EQT has raised its takeover offer for Intertek again, escalating its pursuit of the UK product testing company after earlier approaches failed to win support.

The revised bid marks another step in a drawn-out effort by the private equity firm to secure a deal with Intertek Group Plc. Reports indicate EQT increased the offer in an attempt to break through repeated rejections, a sign that the buyer still sees strategic value in the testing and certification business despite resistance so far.

EQT’s latest move shows it is still willing to pay more to bring Intertek to the table.

The contest now turns on whether a higher price can shift Intertek’s stance or draw broader engagement. A renewed bid often signals confidence from the buyer, but it also raises the stakes for both sides. For EQT, each increase adds pressure to justify the economics of a deal. For Intertek, continued resistance suggests confidence in its standalone value or dissatisfaction with the terms on offer.

Key Facts

  • EQT AB raised its takeover offer for Intertek Group Plc.
  • The new bid follows repeated rejections from the UK testing firm.
  • Intertek operates in product testing and related assurance services.
  • The latest increase suggests EQT remains committed to pursuing a deal.

The approach lands in a sector that often attracts investor interest because testing and certification businesses can generate steady demand across industries. That backdrop may help explain EQT’s persistence.

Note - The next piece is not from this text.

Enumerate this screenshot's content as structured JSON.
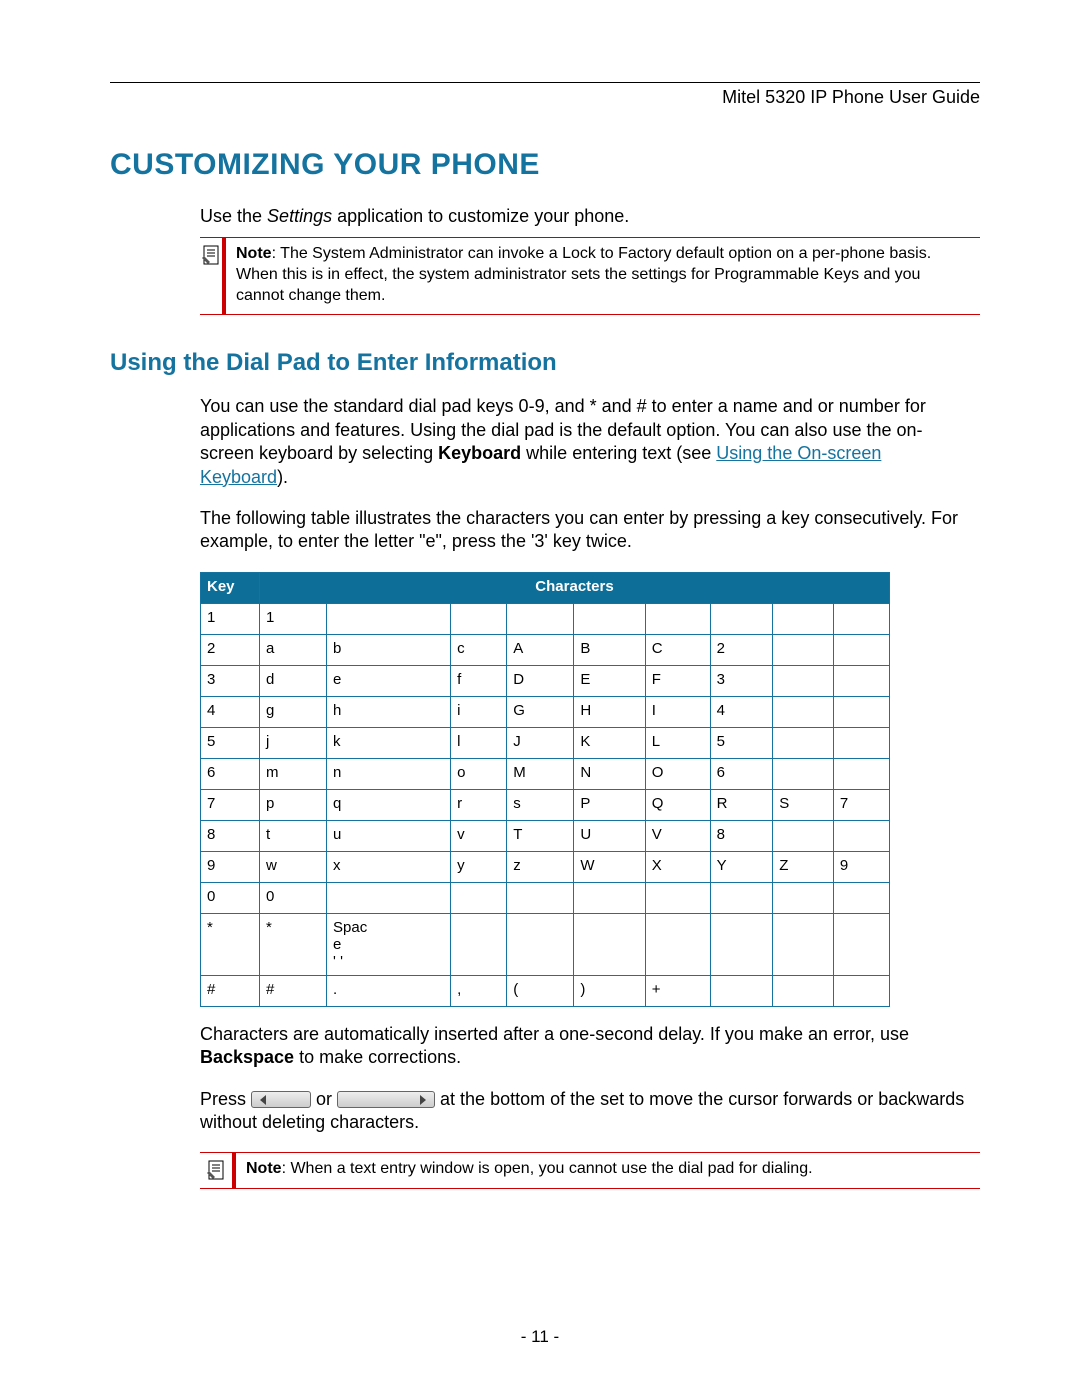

Still, no outcome is guaranteed, and sources suggest the gap may involve more than price alone, including views on strategy, timing, and execution risk.

What happens next matters well beyond the two companies. If Intertek engages, the process could test how far private capital will go for resilient business services assets in the UK market. If it resists again, EQT must decide whether to return with even stronger terms or walk away. Either way, the latest bid has turned a rejected approach into a live test of value, conviction, and negotiating power.